In the first strategy, a Spectral multilevel DWT decomposition (SDWT) is performed on the hyperspectral image to separate the approximation coefficients from the detail coefficients. For each level of decomposition, only the detail coefficients are spatially filtered instead of being discarded; as it is often adopted by the wavelet-based approaches. Thus, three different spatial filters are explored, including two-dimensional DWT (2D-DWT), two-dimensional Adaptive Wiener Filter (2D-AWF), and two-dimensional Discrete Cosine Transform (2D-DCT). After the enhancement of the spectral information by performing the spatial filter on the detail coefficients, multilevel DWT reconstruction is carried out on both the approximation and the filtered detail coefficients. Finally, the final preprocessed image is fed into a linear Support Vector Machine (SVM) classifier.
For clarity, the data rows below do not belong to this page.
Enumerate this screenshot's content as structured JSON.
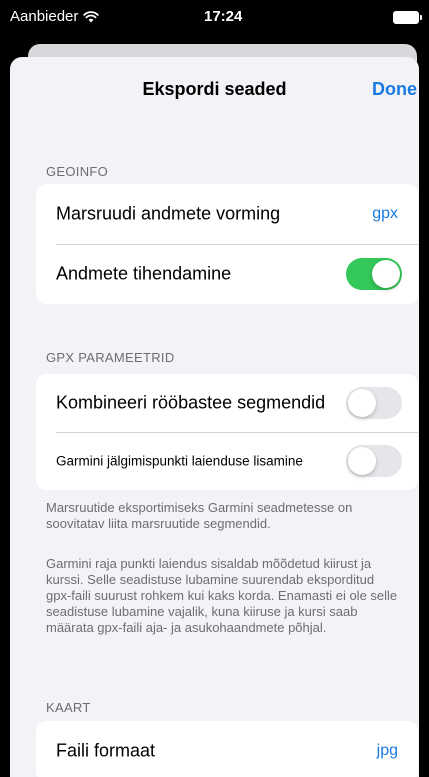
{
  "status_bar": {
    "carrier": "Aanbieder",
    "time": "17:24",
    "wifi_icon": "wifi-icon",
    "battery_icon": "battery-icon"
  },
  "nav": {
    "title": "Ekspordi seaded",
    "done_label": "Done"
  },
  "sections": {
    "geoinfo": {
      "header": "GEOINFO",
      "route_format_label": "Marsruudi andmete vorming",
      "route_format_value": "gpx",
      "compression_label": "Andmete tihendamine",
      "compression_on": true
    },
    "gpx": {
      "header": "GPX PARAMEETRID",
      "combine_label": "Kombineeri rööbastee segmendid",
      "combine_on": false,
      "garmin_label": "Garmini jälgimispunkti laienduse lisamine",
      "garmin_on": false,
      "footnote_1": "Marsruutide eksportimiseks Garmini seadmetesse on soovitatav liita marsruutide segmendid.",
      "footnote_2": "Garmini raja punkti laiendus sisaldab mõõdetud kiirust ja kurssi. Selle seadistuse lubamine suurendab eksporditud gpx-faili suurust rohkem kui kaks korda. Enamasti ei ole selle seadistuse lubamine vajalik, kuna kiiruse ja kursi saab määrata gpx-faili aja- ja asukohaandmete põhjal."
    },
    "map": {
      "header": "KAART",
      "file_format_label": "Faili formaat",
      "file_format_value": "jpg"
    }
  },
  "colors": {
    "accent": "#1a7ae3",
    "toggle_on": "#34c759",
    "toggle_off": "#e5e5ea",
    "background": "#f2f2f7"
  }
}
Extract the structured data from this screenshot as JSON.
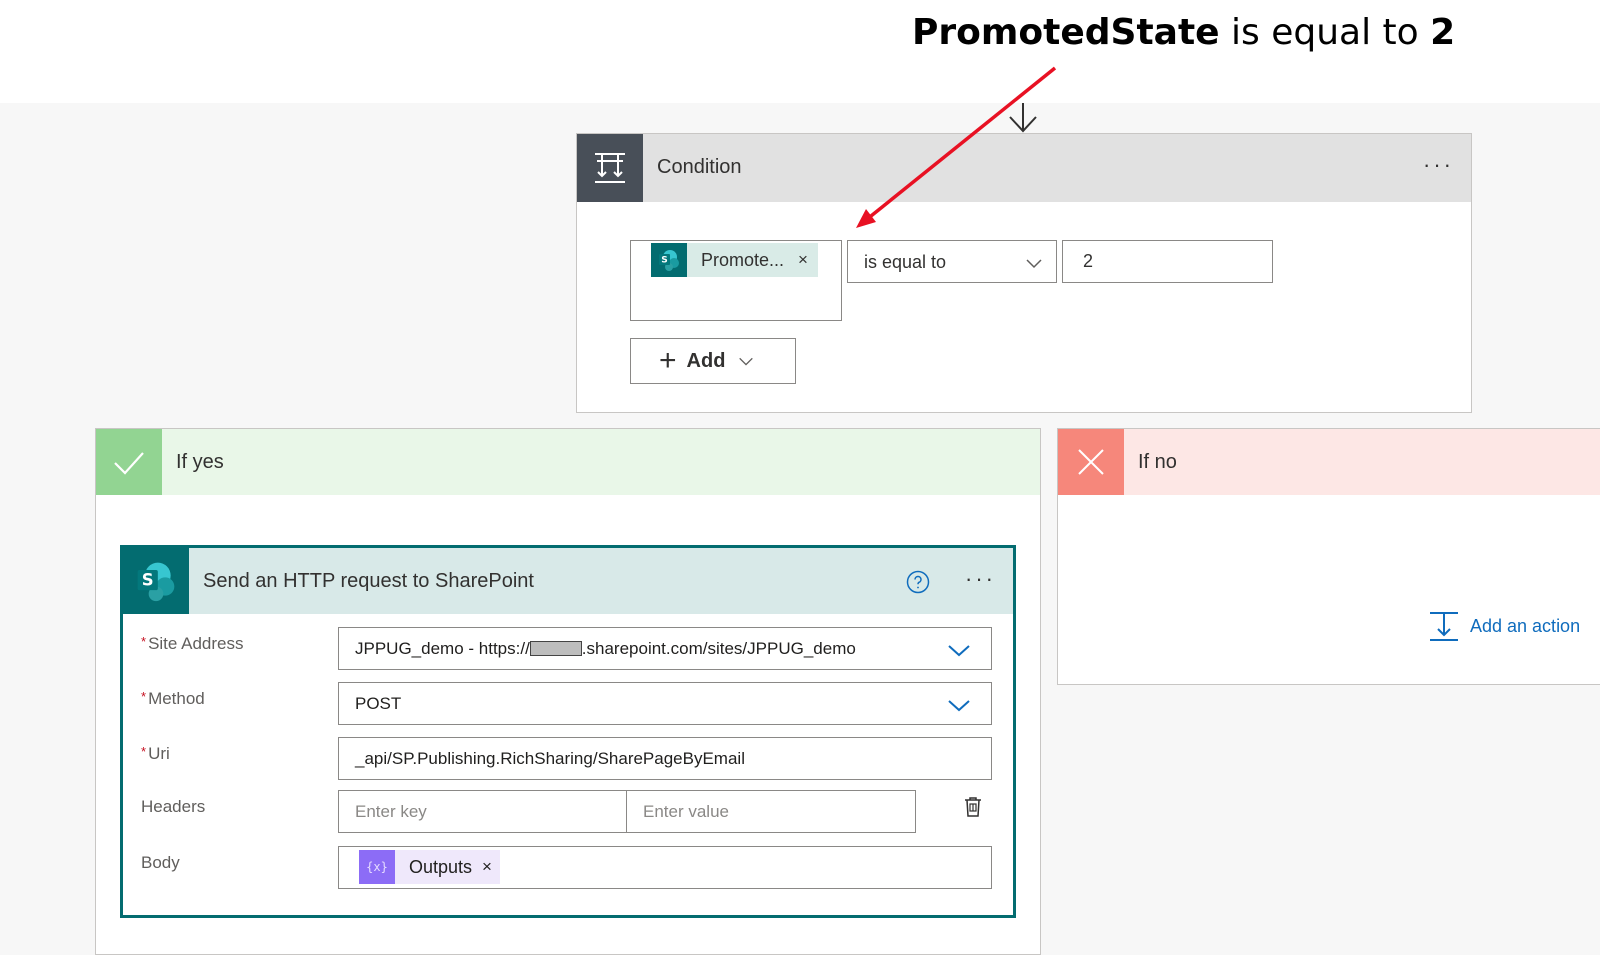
{
  "annotation": {
    "field": "PromotedState",
    "operator": " is equal to ",
    "value": "2"
  },
  "condition": {
    "title": "Condition",
    "more_label": "···",
    "token_label": "Promote...",
    "token_remove": "×",
    "operator": "is equal to",
    "value": "2",
    "add_label": "Add"
  },
  "if_yes": {
    "title": "If yes"
  },
  "if_no": {
    "title": "If no",
    "add_action_label": "Add an action"
  },
  "sharepoint_action": {
    "title": "Send an HTTP request to SharePoint",
    "more_label": "···",
    "required_mark": "*",
    "site_address": {
      "label": "Site Address",
      "value_prefix": "JPPUG_demo - https://",
      "value_suffix": ".sharepoint.com/sites/JPPUG_demo"
    },
    "method": {
      "label": "Method",
      "value": "POST"
    },
    "uri": {
      "label": "Uri",
      "value": "_api/SP.Publishing.RichSharing/SharePageByEmail"
    },
    "headers": {
      "label": "Headers",
      "key_placeholder": "Enter key",
      "value_placeholder": "Enter value"
    },
    "body": {
      "label": "Body",
      "token_label": "Outputs",
      "token_remove": "×",
      "token_icon_glyph": "{x}"
    }
  },
  "icons": {
    "condition": "condition-icon",
    "sharepoint": "sharepoint-icon",
    "check": "check-icon",
    "close": "close-icon",
    "help": "help-circle-icon",
    "trash": "trash-icon",
    "add_action": "add-action-icon",
    "chevron": "chevron-down-icon"
  },
  "colors": {
    "sharepoint_teal": "#036c70",
    "yes_green": "#92d492",
    "no_red": "#f6877b",
    "link_blue": "#0f6cbd",
    "annotation_arrow": "#e81123",
    "outputs_purple": "#8c6cf6"
  }
}
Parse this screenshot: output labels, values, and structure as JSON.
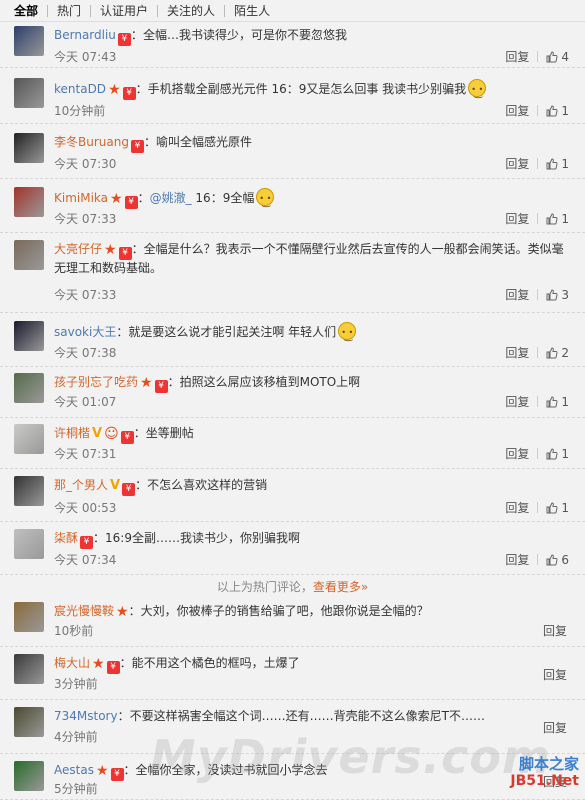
{
  "tabs": [
    "全部",
    "热门",
    "认证用户",
    "关注的人",
    "陌生人"
  ],
  "hot_comments": [
    {
      "name": "Bernardliu",
      "name_color": "blue",
      "badges": [
        "vip"
      ],
      "prefix": "：",
      "text": "全幅…我书读得少，可是你不要忽悠我",
      "emoji": false,
      "time": "今天 07:43",
      "reply": "回复",
      "likes": "4",
      "avatar_color": "#2c3e6b"
    },
    {
      "name": "kentaDD",
      "name_color": "blue",
      "badges": [
        "star",
        "vip"
      ],
      "prefix": "：",
      "text": "手机搭载全副感光元件 16：9又是怎么回事 我读书少别骗我",
      "emoji": true,
      "time": "10分钟前",
      "reply": "回复",
      "likes": "1",
      "avatar_color": "#555"
    },
    {
      "name": "李冬Buruang",
      "name_color": "orange",
      "badges": [
        "vip"
      ],
      "prefix": "：",
      "text": "喻叫全幅感光原件",
      "emoji": false,
      "time": "今天 07:30",
      "reply": "回复",
      "likes": "1",
      "avatar_color": "#222"
    },
    {
      "name": "KimiMika",
      "name_color": "orange",
      "badges": [
        "star",
        "vip"
      ],
      "prefix": "：",
      "mention": "@姚澈_",
      "text": " 16：9全幅",
      "emoji": true,
      "time": "今天 07:33",
      "reply": "回复",
      "likes": "1",
      "avatar_color": "#a3332a"
    },
    {
      "name": "大亮仔仔",
      "name_color": "orange",
      "badges": [
        "star",
        "vip"
      ],
      "prefix": "：",
      "text": "全幅是什么？我表示一个不懂隔壁行业然后去宣传的人一般都会闹笑话。类似毫无理工和数码基础。",
      "emoji": false,
      "time": "今天 07:33",
      "reply": "回复",
      "likes": "3",
      "avatar_color": "#7a6a5a"
    },
    {
      "name": "savoki大王",
      "name_color": "blue",
      "badges": [],
      "prefix": "：",
      "text": "就是要这么说才能引起关注啊 年轻人们",
      "emoji": true,
      "time": "今天 07:38",
      "reply": "回复",
      "likes": "2",
      "avatar_color": "#1a1a2e"
    },
    {
      "name": "孩子别忘了吃药",
      "name_color": "orange",
      "badges": [
        "star",
        "vip"
      ],
      "prefix": "：",
      "text": "拍照这么屌应该移植到MOTO上啊",
      "emoji": false,
      "time": "今天 01:07",
      "reply": "回复",
      "likes": "1",
      "avatar_color": "#556b4a"
    },
    {
      "name": "许桐楷",
      "name_color": "orange",
      "badges": [
        "v",
        "face",
        "vip"
      ],
      "prefix": "：",
      "text": "坐等删帖",
      "emoji": false,
      "time": "今天 07:31",
      "reply": "回复",
      "likes": "1",
      "avatar_color": "#c9c9c4"
    },
    {
      "name": "那_个男人",
      "name_color": "orange",
      "badges": [
        "v",
        "vip"
      ],
      "prefix": "：",
      "text": "不怎么喜欢这样的营销",
      "emoji": false,
      "time": "今天 00:53",
      "reply": "回复",
      "likes": "1",
      "avatar_color": "#333"
    },
    {
      "name": "柒酥",
      "name_color": "orange",
      "badges": [
        "vip"
      ],
      "prefix": "：",
      "text": "16:9全副……我读书少，你别骗我啊",
      "emoji": false,
      "time": "今天 07:34",
      "reply": "回复",
      "likes": "6",
      "avatar_color": "#bfbfbf"
    }
  ],
  "divider": {
    "text": "以上为热门评论，",
    "link": "查看更多»"
  },
  "recent_comments": [
    {
      "name": "宸光慢慢鞍",
      "name_color": "orange",
      "badges": [
        "star"
      ],
      "prefix": "：",
      "text": "大刘，你被棒子的销售给骗了吧，他跟你说是全幅的？",
      "emoji": false,
      "time": "10秒前",
      "reply": "回复",
      "likes": "",
      "avatar_color": "#8a6a3a"
    },
    {
      "name": "梅大山",
      "name_color": "orange",
      "badges": [
        "star",
        "vip"
      ],
      "prefix": "：",
      "text": "能不用这个橘色的框吗，土爆了",
      "emoji": false,
      "time": "3分钟前",
      "reply": "回复",
      "likes": "",
      "avatar_color": "#3a3a3a"
    },
    {
      "name": "734Mstory",
      "name_color": "blue",
      "badges": [],
      "prefix": "：",
      "text": "不要这样祸害全幅这个词……还有……背壳能不这么像索尼T不……",
      "emoji": false,
      "time": "4分钟前",
      "reply": "回复",
      "likes": "",
      "avatar_color": "#4a4a30"
    },
    {
      "name": "Aestas",
      "name_color": "blue",
      "badges": [
        "star",
        "vip"
      ],
      "prefix": "：",
      "text": "全幅你全家，没读过书就回小学念去",
      "emoji": false,
      "time": "5分钟前",
      "reply": "回复",
      "likes": "",
      "avatar_color": "#2a6a2a"
    }
  ],
  "watermark": "MyDrivers.com",
  "brand": {
    "line1": "脚本之家",
    "line2": "JB51.Net"
  },
  "colors": {
    "accent_orange": "#d4662b",
    "link_blue": "#4d79b3",
    "vip_red": "#e33333"
  }
}
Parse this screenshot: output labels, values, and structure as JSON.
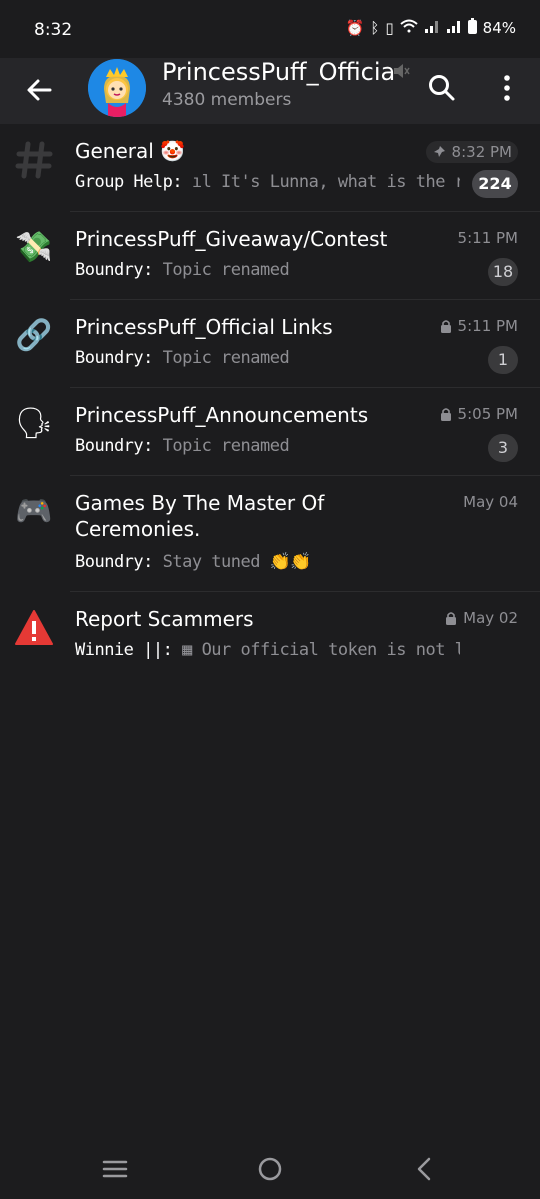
{
  "status_bar": {
    "time": "8:32",
    "battery": "84%"
  },
  "header": {
    "title": "PrincessPuff_Officia",
    "members": "4380 members"
  },
  "topics": [
    {
      "name": "General 🤡",
      "sender": "Group Help:",
      "text": " ıl It's Lunna, what is the resu…",
      "time": "8:32 PM",
      "badge": "224",
      "icon": "hash-icon",
      "pinned": true
    },
    {
      "name": "PrincessPuff_Giveaway/Contest",
      "sender": "Boundry:",
      "text": " Topic renamed",
      "time": "5:11 PM",
      "badge": "18",
      "icon": "money-wings-icon",
      "pinned": false
    },
    {
      "name": "PrincessPuff_Official Links",
      "sender": "Boundry:",
      "text": " Topic renamed",
      "time": "5:11 PM",
      "badge": "1",
      "icon": "link-icon",
      "locked": true
    },
    {
      "name": "PrincessPuff_Announcements",
      "sender": "Boundry:",
      "text": " Topic renamed",
      "time": "5:05 PM",
      "badge": "3",
      "icon": "speaking-head-icon",
      "locked": true
    },
    {
      "name": "Games By The Master Of Ceremonies.",
      "sender": "Boundry:",
      "text": " Stay tuned 👏👏",
      "time": "May 04",
      "badge": "",
      "icon": "gamepad-icon"
    },
    {
      "name": "Report Scammers",
      "sender": "Winnie ||:",
      "text": " ▦ Our official token is not live yet. Be…",
      "time": "May 02",
      "badge": "",
      "icon": "warning-icon",
      "locked": true
    }
  ]
}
In the second strategy, a Spectral Wavelet Packet Transform (SWPT) is performed consecutively on the hyperspectral image to separate the approximation coefficients from the detail coefficients. In the last decomposition level, a spatial filter is performed on all coefficients except the approximation coefficients obtained by the lowpass filtering iteration in all the previous levels. For the spatial filtering step, as our first strategy, three different spatial filters are also explored, including2D-DWT, AWF, and 2D-DCT. Then, Wavelets packets reconstruction is carried out on both the approximation part and the spatially filtered parts, and the final preprocessed image is fed into a linear SVM classifier.
In the third strategy, Spectral DCT is performed on the hyperspectral image to obtain a spectral profile representation, where the most significant information in the transform domain is concentrated in a few low-frequency components. The high-frequency components that generally represent noisy data are further processed using a spatial filter to extract the remaining useful information. For the spatial filtering step, 2D-DCT with global default threshold, 2D-AWF, and 2D-DWT are explored. After performing the spatial filter, an inverse spectral DCT is applied on all transformed bands including the filtered bands to obtain the final preprocessed hyperspectral data, which is subsequently fed into a linear SVM classifier.
The outcome of this dissertation advances the state-of-the-art performance by proposing novel simple and effective strategies for accurate hyperspectral image classification, where the results obtained by extensive experimentation on three real hyperspectral datasets confirmed their effectiveness in terms of classification accuracy, the sensitivity regarding different sizes of the training samples, and computational time.
The main advantage of the proposed strategies is the tuning simplicity along with a reasonable tradeoff between accuracy and computational time. Thus, it will be quite useful for applications such as risk management, which requires a fast response. Moreover, as the spectral filters are performed on each pixel, and the spatial filter are performed on each band, these strategies are easily parallelized, which could further reduce the computational time.